ゲームをクリアした人むけのレビューです。

これ以降の文章にはゲームの内容に関する重要な情報が書かれています。まだゲームをクリアしていない人がみるとゲームの面白さを損なうことがありますのでご注意下さい。

好みは別れるかもしれないが、減点するのが難しい、癖のないゲーム。
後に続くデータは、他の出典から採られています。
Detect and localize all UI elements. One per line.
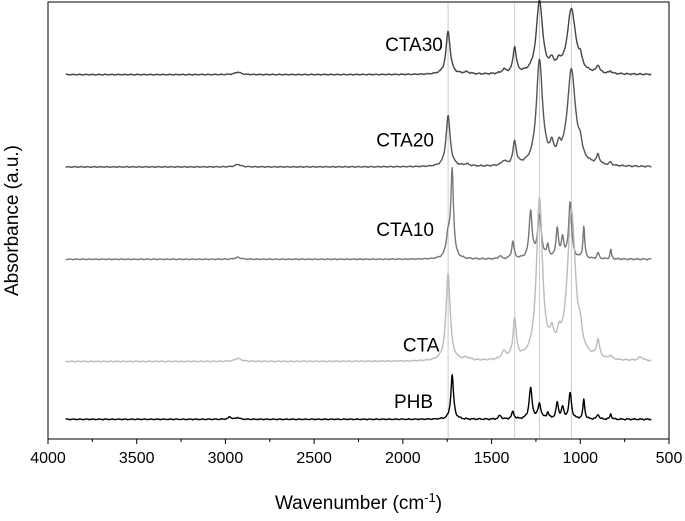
- x-tick-label: 500: [656, 450, 683, 467]
- x-axis-title-superscript: -1: [424, 490, 436, 505]
- x-axis-ticks: 4000 3500 3000 2500 2000 1500 1000 500: [30, 439, 682, 467]
- x-tick-label: 1000: [562, 450, 598, 467]
- series-line-cta: [65, 197, 652, 363]
- x-axis-title: Wavenumber (cm-1): [275, 490, 442, 515]
- series-line-cta10: [65, 167, 652, 261]
- plot-frame: [47, 1, 670, 440]
- series-labels: CTA30 CTA20 CTA10 CTA PHB: [376, 35, 443, 413]
- x-tick-label: 1500: [474, 450, 510, 467]
- series-line-cta20: [65, 58, 652, 169]
- x-axis-title-tail: ): [436, 493, 442, 514]
- spectra: [65, 0, 652, 421]
- x-tick-label: 4000: [30, 450, 66, 467]
- x-tick-label: 3500: [119, 450, 155, 467]
- series-line-cta30: [65, 0, 652, 76]
- series-label-cta20: CTA20: [376, 131, 434, 152]
- x-tick-label: 3000: [208, 450, 244, 467]
- x-axis-title-base: Wavenumber (cm: [275, 493, 424, 514]
- series-line-phb: [65, 374, 652, 421]
- series-label-phb: PHB: [394, 392, 433, 413]
- x-tick-label: 2000: [385, 450, 421, 467]
- series-label-cta30: CTA30: [385, 35, 443, 56]
- x-tick-label: 2500: [296, 450, 332, 467]
- series-label-cta: CTA: [403, 336, 440, 357]
- y-axis-title: Absorbance (a.u.): [2, 145, 23, 296]
- series-label-cta10: CTA10: [376, 220, 434, 241]
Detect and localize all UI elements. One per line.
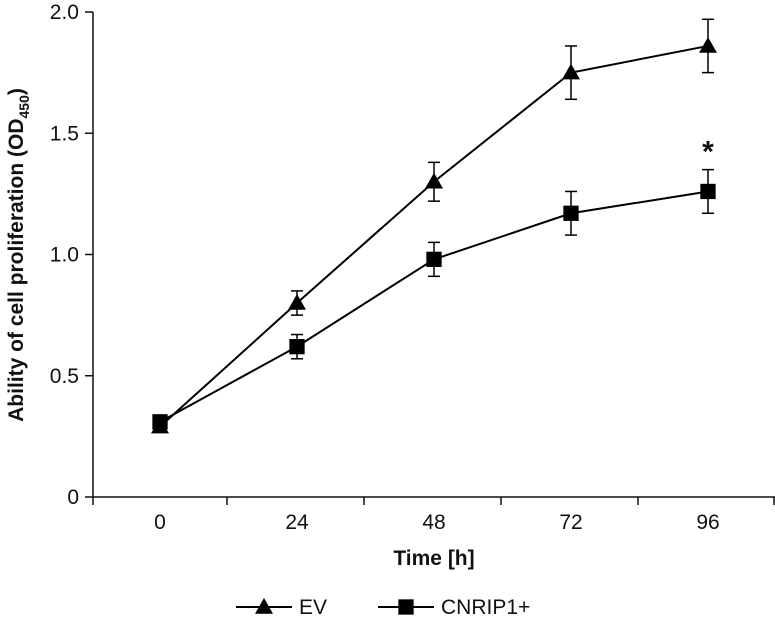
y-axis-title-suffix: )	[5, 88, 28, 95]
data-point	[699, 36, 717, 53]
series-line	[159, 44, 709, 428]
x-tick-label: 96	[696, 511, 719, 534]
data-point	[700, 183, 716, 200]
y-tick-label: 2.0	[50, 1, 79, 24]
axes: 0 24 48 72 96 0 0.5 1.0 1.5 2.0 Time [h] Ability of…	[5, 1, 775, 570]
y-axis-title: Ability of cell proliferation (OD450)	[5, 88, 32, 422]
significance-annotation: *	[702, 136, 714, 169]
data-point	[562, 63, 580, 80]
data-point	[288, 294, 306, 310]
series-line	[159, 190, 709, 423]
legend-item-cnrip1-: CNRIP1+	[378, 596, 530, 617]
legend-label: CNRIP1+	[441, 596, 530, 617]
series-layer: *	[151, 18, 717, 434]
legend-label: EV	[299, 596, 327, 617]
y-tick-label: 1.0	[50, 244, 79, 267]
series-cnrip1-	[152, 168, 716, 430]
data-point	[151, 417, 169, 434]
data-point	[563, 205, 579, 221]
x-tick-label: 72	[559, 511, 582, 534]
y-tick-label: 0.5	[50, 365, 79, 388]
legend-square-marker	[398, 599, 414, 615]
y-axis-title-main: Ability of cell proliferation (OD	[5, 119, 28, 422]
series-ev	[151, 18, 717, 434]
data-point	[425, 172, 443, 189]
data-point	[289, 339, 305, 355]
x-axis-title: Time [h]	[393, 547, 474, 570]
legend-item-ev: EV	[236, 596, 327, 617]
x-tick-label: 24	[285, 511, 309, 534]
x-tick-label: 48	[422, 511, 445, 534]
data-point	[426, 251, 442, 267]
y-tick-label: 1.5	[50, 122, 79, 145]
y-tick-label: 0	[67, 486, 79, 509]
legend: EV CNRIP1+	[236, 596, 530, 617]
y-axis-title-subscript: 450	[16, 95, 32, 119]
legend-triangle-marker	[255, 598, 273, 614]
x-tick-label: 0	[154, 511, 166, 534]
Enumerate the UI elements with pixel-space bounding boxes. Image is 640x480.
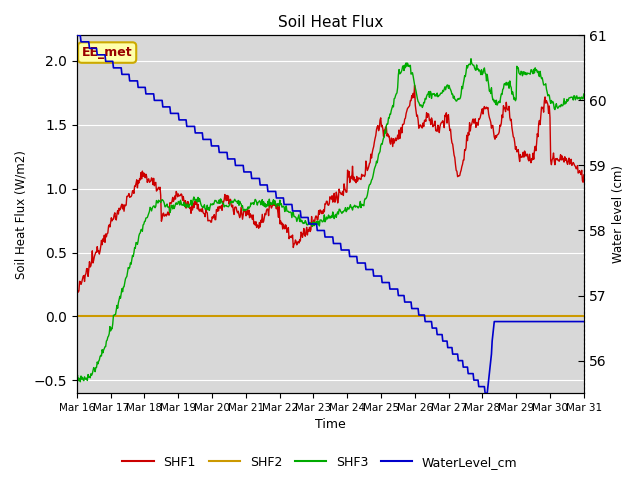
Title: Soil Heat Flux: Soil Heat Flux — [278, 15, 383, 30]
Y-axis label: Soil Heat Flux (W/m2): Soil Heat Flux (W/m2) — [15, 150, 28, 279]
Legend: SHF1, SHF2, SHF3, WaterLevel_cm: SHF1, SHF2, SHF3, WaterLevel_cm — [117, 451, 523, 474]
X-axis label: Time: Time — [315, 419, 346, 432]
Y-axis label: Water level (cm): Water level (cm) — [612, 165, 625, 263]
Text: EE_met: EE_met — [82, 46, 132, 59]
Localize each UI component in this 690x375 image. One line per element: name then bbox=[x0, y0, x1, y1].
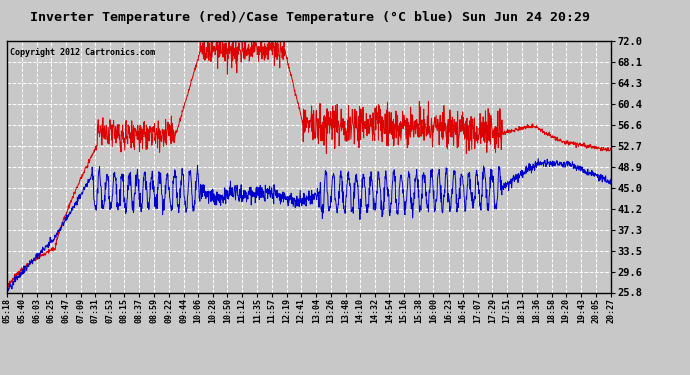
Text: Inverter Temperature (red)/Case Temperature (°C blue) Sun Jun 24 20:29: Inverter Temperature (red)/Case Temperat… bbox=[30, 11, 591, 24]
Text: Copyright 2012 Cartronics.com: Copyright 2012 Cartronics.com bbox=[10, 48, 155, 57]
だが、掲げたテーマは消化されていない。
世間一般では「タイトル倒れ」という評価が定着しているようだ。
ゲームとして悪かったという話は余り聞かない。
むしろ「良くできたAVGだが」が接頭語。
続くのは「テーマを扱いきれず」「意味深なタイトル倒れ」という批判。
私は別にテーマを扱っていないとは思わない。
だが飲み込んだ食べ物をそのまま下から出しているかもしれない。

冒頭示されるように、「友情と恋愛は両立するのか」が本作のテーマである。
直接は男女間、つまり「貴方とは良いお友達でいたいの」が成立するか否かである。
だが同時に3角関係、1人の異性を巡って友人間が争う場合も含むのかもしれない。
『君が望む永遠』などはこのテーマも扱っていたように思う。
このゲームでは後者についての描写は無かった。

さておき。
主人公を中心とした仲良しグループの中でストーリーが進む。
主人公はその中から一人の恋人を選ぶ。
良き友達は自分の恋心を抑えながら2人を応援する。
本当にそれだけの話だ。
正直拍子抜けした。

友人だった2人が恋人になる。
その2人が別れる別れないをあらそい紆余曲折する。
そうして2人の関係で「恋愛と友情」が成立するかを問う。
そんなストーリーを想像していた私は、正直拍子抜けした。
この物語で扱われる「恋と友情」の中心は、攻略対象からはずれたヒロイン達だ。

小麦を除きヒロインは主人公を取り巻く友人でもある。
そして主人公を好きでもある。
その中から1人が”恋人”になる。
彼女たちに許される選択肢は2つ。
思いを抑えて友達を続けるか、主人公を巡って最後まで争うかである。

結果的に彼女らは全員、麻衣ですら恋を諦め友情をとる。
恋心を抱きつつ、けれどそれは実らぬものとして友情に満足して戻っていく。
男女間で友情は成立する。
けれど、恋と友情は両立しなかったのだ。

書いてみたものの、だから何なんだというのか。
そう、恋と友情は両立しない、それは分かった。
友情に満足せず恋人を目指して戦うのが良いのか。
しからば、友情に満足しては幸せは無いか。
主人公達は「よき友」として充実した日々を送っている。
それもまた真実だと言えまいか。

友人と恋人の間の絶対的な差は何なのか。
『瑠璃色の雪』の若葉や『ToHeart』の志保は主人公と恋人になった後、別れる。
しかし破局してなお関係を続けることで、男女間で友情が成り立たせる。
そしてそれが時に恋より素晴らしいことを暗に示している。
『君が望む永遠』の遙・水月はまったく逆である。
男女間に友情なんてものは成り立たないし、それでよいと明言しているのがわかる。

このゲームでは恋も友情も良いものだと言っている。
しかしその関係に本来つきまとうはずのドロドロした要素が消えている。
これ程爽やかに処理できるこのキャラは良い人でしょう?という話になってしまっている。
物語がキャラを描くための手段になっているのだ。
恋は何故辛いのか、友情は何故辛いのか、辛いのにどうしてそれは素晴らしいのか。
キャラが物語を紡がない以上、残念ながら語られるべくもない。